David Goeßmann: Es gibt Kritik an technischen Lösungen auch von Umweltschützern. Einige argumentieren, dass Solarpanelen, Windkrafträder und die für E-Autos benötigen Batterien sehr viel Energie und Ressourcen verschlingen, also umweltschädlich sind. Was denken Sie: Ist die Energiewende in den ökologischen Grenzen, die der Klimaforscher Johan Rockström vom Potsdam-Institut für Klimafolgenforschung analysiert hat (also hinsichtlich Biodiversität, Wasservorräte und so weiter) Ihrer Meinung nach machbar? Oder anders gefragt: Müssen wir nicht auch über eine deutliche Verringerung der Nachfrage an Energie und Ressourcen reden, also auch über Verzicht und Änderung des Lebensstils, um die planetaren Grenzen einhalten zu können?

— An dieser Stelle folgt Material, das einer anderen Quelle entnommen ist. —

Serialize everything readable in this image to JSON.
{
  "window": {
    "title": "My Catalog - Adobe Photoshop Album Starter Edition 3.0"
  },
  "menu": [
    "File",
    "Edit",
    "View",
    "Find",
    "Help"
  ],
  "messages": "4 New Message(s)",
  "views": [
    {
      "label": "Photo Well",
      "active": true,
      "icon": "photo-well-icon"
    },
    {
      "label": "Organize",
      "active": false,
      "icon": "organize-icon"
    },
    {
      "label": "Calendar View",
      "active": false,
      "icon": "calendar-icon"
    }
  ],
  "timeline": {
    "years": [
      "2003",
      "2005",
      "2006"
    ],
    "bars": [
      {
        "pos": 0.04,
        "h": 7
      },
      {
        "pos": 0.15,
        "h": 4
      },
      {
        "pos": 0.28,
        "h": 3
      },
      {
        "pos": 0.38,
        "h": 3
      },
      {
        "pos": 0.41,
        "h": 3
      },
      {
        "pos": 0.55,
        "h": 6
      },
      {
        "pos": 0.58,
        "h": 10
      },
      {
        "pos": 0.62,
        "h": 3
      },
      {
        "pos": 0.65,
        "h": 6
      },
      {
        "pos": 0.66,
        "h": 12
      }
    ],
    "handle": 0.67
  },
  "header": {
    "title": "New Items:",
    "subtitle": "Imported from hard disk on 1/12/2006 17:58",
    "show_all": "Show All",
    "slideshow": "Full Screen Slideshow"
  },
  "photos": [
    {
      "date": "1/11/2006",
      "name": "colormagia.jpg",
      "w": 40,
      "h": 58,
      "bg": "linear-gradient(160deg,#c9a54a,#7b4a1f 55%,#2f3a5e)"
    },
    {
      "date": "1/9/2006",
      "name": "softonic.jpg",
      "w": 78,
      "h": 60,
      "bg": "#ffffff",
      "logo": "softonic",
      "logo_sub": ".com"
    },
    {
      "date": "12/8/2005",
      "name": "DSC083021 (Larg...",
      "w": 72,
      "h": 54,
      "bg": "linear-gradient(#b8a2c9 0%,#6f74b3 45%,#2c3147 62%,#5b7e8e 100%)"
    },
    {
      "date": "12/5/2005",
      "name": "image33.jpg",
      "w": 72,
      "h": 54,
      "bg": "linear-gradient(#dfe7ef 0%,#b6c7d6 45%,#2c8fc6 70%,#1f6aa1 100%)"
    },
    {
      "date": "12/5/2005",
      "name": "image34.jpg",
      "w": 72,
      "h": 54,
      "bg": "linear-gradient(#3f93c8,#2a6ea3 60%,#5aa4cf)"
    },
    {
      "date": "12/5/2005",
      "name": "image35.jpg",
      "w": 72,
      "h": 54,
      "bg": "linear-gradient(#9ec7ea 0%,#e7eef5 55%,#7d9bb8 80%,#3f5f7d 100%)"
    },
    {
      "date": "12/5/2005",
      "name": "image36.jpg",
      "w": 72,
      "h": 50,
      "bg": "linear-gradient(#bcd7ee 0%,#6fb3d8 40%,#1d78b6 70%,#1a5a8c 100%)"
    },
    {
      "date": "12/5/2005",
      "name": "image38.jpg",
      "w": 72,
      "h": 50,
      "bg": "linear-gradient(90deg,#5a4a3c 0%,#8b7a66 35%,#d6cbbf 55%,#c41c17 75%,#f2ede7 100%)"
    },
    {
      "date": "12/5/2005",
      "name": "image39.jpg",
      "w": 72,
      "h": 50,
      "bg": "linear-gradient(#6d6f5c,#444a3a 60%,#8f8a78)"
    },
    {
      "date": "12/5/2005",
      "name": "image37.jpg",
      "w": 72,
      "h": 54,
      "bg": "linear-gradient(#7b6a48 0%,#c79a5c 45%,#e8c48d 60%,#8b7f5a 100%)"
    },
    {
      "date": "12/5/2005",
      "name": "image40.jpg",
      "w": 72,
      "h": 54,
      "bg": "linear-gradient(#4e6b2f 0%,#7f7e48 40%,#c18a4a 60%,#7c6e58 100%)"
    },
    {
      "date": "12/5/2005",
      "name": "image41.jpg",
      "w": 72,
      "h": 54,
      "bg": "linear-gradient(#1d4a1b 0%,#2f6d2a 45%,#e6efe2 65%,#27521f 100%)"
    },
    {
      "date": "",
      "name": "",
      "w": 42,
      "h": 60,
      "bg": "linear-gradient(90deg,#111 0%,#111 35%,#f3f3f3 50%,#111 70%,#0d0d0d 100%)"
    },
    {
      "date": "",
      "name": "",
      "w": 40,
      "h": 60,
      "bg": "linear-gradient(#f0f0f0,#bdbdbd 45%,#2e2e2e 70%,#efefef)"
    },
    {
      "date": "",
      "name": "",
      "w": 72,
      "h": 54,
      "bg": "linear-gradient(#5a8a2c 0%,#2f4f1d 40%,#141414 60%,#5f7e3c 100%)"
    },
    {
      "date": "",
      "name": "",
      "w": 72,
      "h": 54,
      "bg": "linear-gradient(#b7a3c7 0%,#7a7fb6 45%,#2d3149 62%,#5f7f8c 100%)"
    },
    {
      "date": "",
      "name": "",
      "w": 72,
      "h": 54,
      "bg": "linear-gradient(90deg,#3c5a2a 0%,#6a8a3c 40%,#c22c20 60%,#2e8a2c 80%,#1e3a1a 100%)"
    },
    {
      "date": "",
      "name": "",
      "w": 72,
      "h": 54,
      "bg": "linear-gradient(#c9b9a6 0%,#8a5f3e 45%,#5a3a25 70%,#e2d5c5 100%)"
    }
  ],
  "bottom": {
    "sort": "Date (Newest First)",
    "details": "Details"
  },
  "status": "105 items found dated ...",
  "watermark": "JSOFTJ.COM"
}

Hans-Josef Fell: Also Verzicht und Verhaltensänderungen sind natürlich auch ein wichtiges Element, ganz ohne Zweifel. Es ist aber kein Element, das uns retten kann. Es ist viel zu schwach, viel zu wenig und vor allem spreche ich nicht gerne über Verzicht. Denn wenn man das mit 100 Prozent erneuerbaren Energien beispielsweise macht, wie in meinem Haus: ich habe keinen Komfortverzicht. Ich habe meine Saune, die ich bediene. Ich habe Luxus mit allen Stromanwendungen und anderes. Aber ich mache keine Emissionen, null, und ich zahle keine Stromrechnungen mehr. Ich hab's billiger. Ich zahle keine Benzinrechnung mehr. Mich interessiert nicht, was an den Tankstellen für Zahlen angemalt werden und ob sie noch mehr steigen. Etwas, was die ganze Menschheit umtreibt, die gucken ja fast nur noch auf die Tankstellen, wie hoch ist der Preis. Das ist ihre Lebensgrundlage, billiges Benzin zu bekommen. Raus aus dieser Denkweise. Das ist entscheidend. Also das kann man, da muss man nicht mehr Verzicht machen. Und wenn endlich der öffentliche Personennahverkehr bestens organisiert ist, wenn endlich die Fahrradstraßen überall in den Städten da sind und mit Null-Emissionen bestens organisiert sind, dann habe ich auch keine Notwendigkeit, mich einzuschränken in der Mobilität. Verzicht ist immer verbunden mit: … und dann kann ich nicht mehr so leben wie bisher. Nein, wir kriegen mehr Möglichkeiten und Effizienz ist entscheidend wichtig: weniger Energie zu verbrauchen. Der Umstieg auf erneuerbare Energien ist gleichzeitig die größte Effizienzrevolution. Das kommt aus allen unseren Studien raus. Und das, obwohl wir etwa zwei bis drei Mal mehr Strom erzeugen müssen als heute, weil der ja in die Elektroautos, in die Wärmepumpen, in den grünen Wasserstoff für die Industrie muss. Da brauchen wir viel mehr Strom. Aber gleichzeitig fällt auch die Nutzung von Erdgas und Kohle im Verkehr und in den Heizungen weg. Das macht unterm Strich viel mehr aus. Das Elektroauto hat einen Wirkungsgrad von 90 Prozent, der Verbrennungsmotor, wenn er gut ist, 30 Prozent. Das ist eine Effizienzrevolution. Wenn der Solarstrom direkt ins Elektroauto geht, reduziere ich massive Energiemengen.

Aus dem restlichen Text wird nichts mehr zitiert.